Он на мгновение задумался.

— Омар, — ответил он.

— Точно, — сказал я. — Омар, каждый день. Омар на обед, омар на ужин.

— Вы любите омар, — обиженно напомнил он.

— Я раньше любил омара, — поправил я его. — Теперь нам хочется что-нибудь еще.

— Вы хотите что-нибудь еще? — переспросил он, чтобы убедиться.

— Да, как насчет осьминога?

— Вы хотите осьминог?

— Да.

— Хорошо. Я дам вам осьминог, — сказал он, пожав плечами. И давал нам осьминога на ленч и ужин в течение последующих пяти дней.

В день нашего отъезда, когда мы сидели под пальмами, потягивали вино, неожиданно появился Исраил. Он обрушил на меня поток своего английского, произнося слова очень быстро, и при этом для обычно невозмутимого человека выглядел крайне взволнованным. Он все время показывал на только что причалившее каноэ с несколькими женщинами и детьми, яркими и красочными, словно груз орхидей, с которыми у него происходила оживленная перебранка. Сообразив, что не мы являемся причиной его гнева, я попросил его говорить помедленнее и в конечном итоге сумел уловить основную суть его рассказа.
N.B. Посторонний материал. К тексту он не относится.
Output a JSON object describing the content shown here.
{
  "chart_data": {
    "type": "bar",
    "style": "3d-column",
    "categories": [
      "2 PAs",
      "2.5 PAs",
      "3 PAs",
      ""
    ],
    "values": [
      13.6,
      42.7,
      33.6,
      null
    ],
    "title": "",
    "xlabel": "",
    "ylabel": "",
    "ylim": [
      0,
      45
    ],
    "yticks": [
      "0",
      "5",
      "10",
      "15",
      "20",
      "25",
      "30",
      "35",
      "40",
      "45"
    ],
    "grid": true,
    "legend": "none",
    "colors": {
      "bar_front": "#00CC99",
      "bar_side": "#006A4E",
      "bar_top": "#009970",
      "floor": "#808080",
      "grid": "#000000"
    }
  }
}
Накануне вечером индеец с соседнего острова, до которого было примерно три четверти мили, приплыл сюда, чтобы отпраздновать какое-то событие. Он пил крепко и долго, но в конце концов, где-то около десяти часов вечера, неуверенно направился домой. На рассвете, когда он так и не появился, его жена одолжила каноэ и, посадив в него свою мать вместе с остальными членами семьи, отправилась на поиски мужа. Все, что им удалось обнаружить, это пустое каноэ, плавающее над рифами. Теперь они приплыли к отелю и заявили Исраилу, что именно он совершил убийство, поскольку продавал спиртное пропавшему мужчине, и на нем теперь лежит отаетственность за поиски трупа. Вполне понятно, Исраил хотел узнать, не поможем ли мы ему в этих поисках.
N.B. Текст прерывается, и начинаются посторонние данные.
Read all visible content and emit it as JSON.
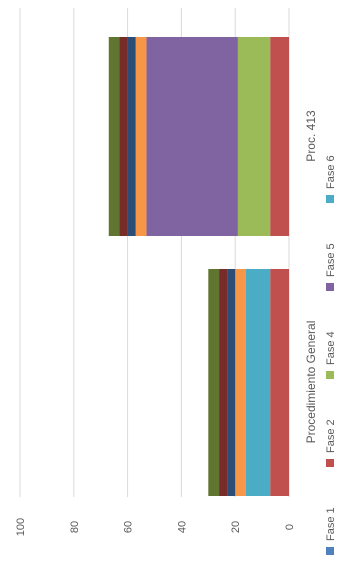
{
  "chart_data": {
    "type": "bar",
    "orientation": "stacked-horizontal-rotated",
    "categories": [
      "Procedimiento General",
      "Proc. 413"
    ],
    "series": [
      {
        "name": "Fase 1",
        "color": "#4f81bd",
        "values": [
          0,
          0
        ]
      },
      {
        "name": "Fase 2",
        "color": "#c0504d",
        "values": [
          7,
          7
        ]
      },
      {
        "name": "Fase 4",
        "color": "#9bbb59",
        "values": [
          0,
          12
        ]
      },
      {
        "name": "Fase 5",
        "color": "#8064a2",
        "values": [
          0,
          34
        ]
      },
      {
        "name": "Fase 6",
        "color": "#4bacc6",
        "values": [
          9,
          0
        ]
      },
      {
        "name": "",
        "color": "#f79646",
        "values": [
          4,
          4
        ]
      },
      {
        "name": "",
        "color": "#2c4d75",
        "values": [
          3,
          3
        ]
      },
      {
        "name": "",
        "color": "#772c2a",
        "values": [
          3,
          3
        ]
      },
      {
        "name": "",
        "color": "#5f7530",
        "values": [
          4,
          4
        ]
      }
    ],
    "axis": {
      "min": 0,
      "max": 100,
      "ticks": [
        0,
        20,
        40,
        60,
        80,
        100
      ]
    },
    "legend_position": "bottom",
    "gridlines": true
  }
}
Большинство женщин от такой просьбы тут же упали бы в обморок — но только не моя жена.

— Как интересно! — воскликнула она. — Давай ему поможем. У нас ведь еще есть время, не так ли?

— Да, — ответил я, — будет очень мило в последний раз искупаться вместе с утопленником.
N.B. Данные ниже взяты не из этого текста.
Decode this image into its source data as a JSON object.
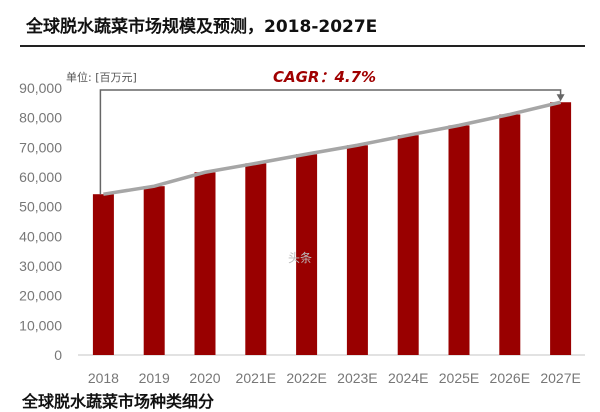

Когда мы уже собирались отплыть, прибывшая недавно постоялица вышла из отеля и приблизилась к нам. Это была роскошная, хорошо сложенная дама с блестящими черными волосами, блестящим коричневым те лом и большим количеством блестящих белых зубов. Запах ее крема для загара можно было почувствовать за целую милю, а золотая россыпь надетых на ней украшений издавала при ходьбе мелодичный перезвон. Было непонятно, что она делала на примитивных островах Сан-Блас. Куда более уместно она выглядела бы на Лазурном берегу или на пляжах Копакабаны. Ее белое бикини было таким миниатюрным, что она могла бы вообще его не надевать.

— Извините, пожалуйста, — произнесла она, одарив нас блеском всех своих зубов. — Вы едете купаться?

— Э… да, в некотором смысле, — ответил я.

— Вы не возражаете, если я поеду с вами? — кокетливо спросила она.

— Вовсе нет, — искренне ответил я, — но должен вас предупредить, мы отправляемся на поиски трупа.

— Ясно, — сказала она, склонив голову набок. — Так, значит, вы не против?

— Отнюдь, если не против вы, — галантно ответил я, и она вошла в лодку, звеня, как музыкальная шкатулка, и мы чуть не задохнулись от аромата «Chanel № 5» в сочетании с «Ambre Solaire».

Исраил направил лодку к незнакомой нам части рифа, где было найдено каноэ. Семья погибшего уже находилась там; курсируя вперед-назад, они с надеждой вглядывались в прозрачную как стекло толщу воды глубиной около десяти-двенадцати футов. Исраил сказал, что нам лучше разделиться — он обследует одну сторону рифа, а мы с Ли другую. Мисс Копакабана уже элегантно опустилась в море и теперь держалась за борт лодки, выглядя совершенно неуместно.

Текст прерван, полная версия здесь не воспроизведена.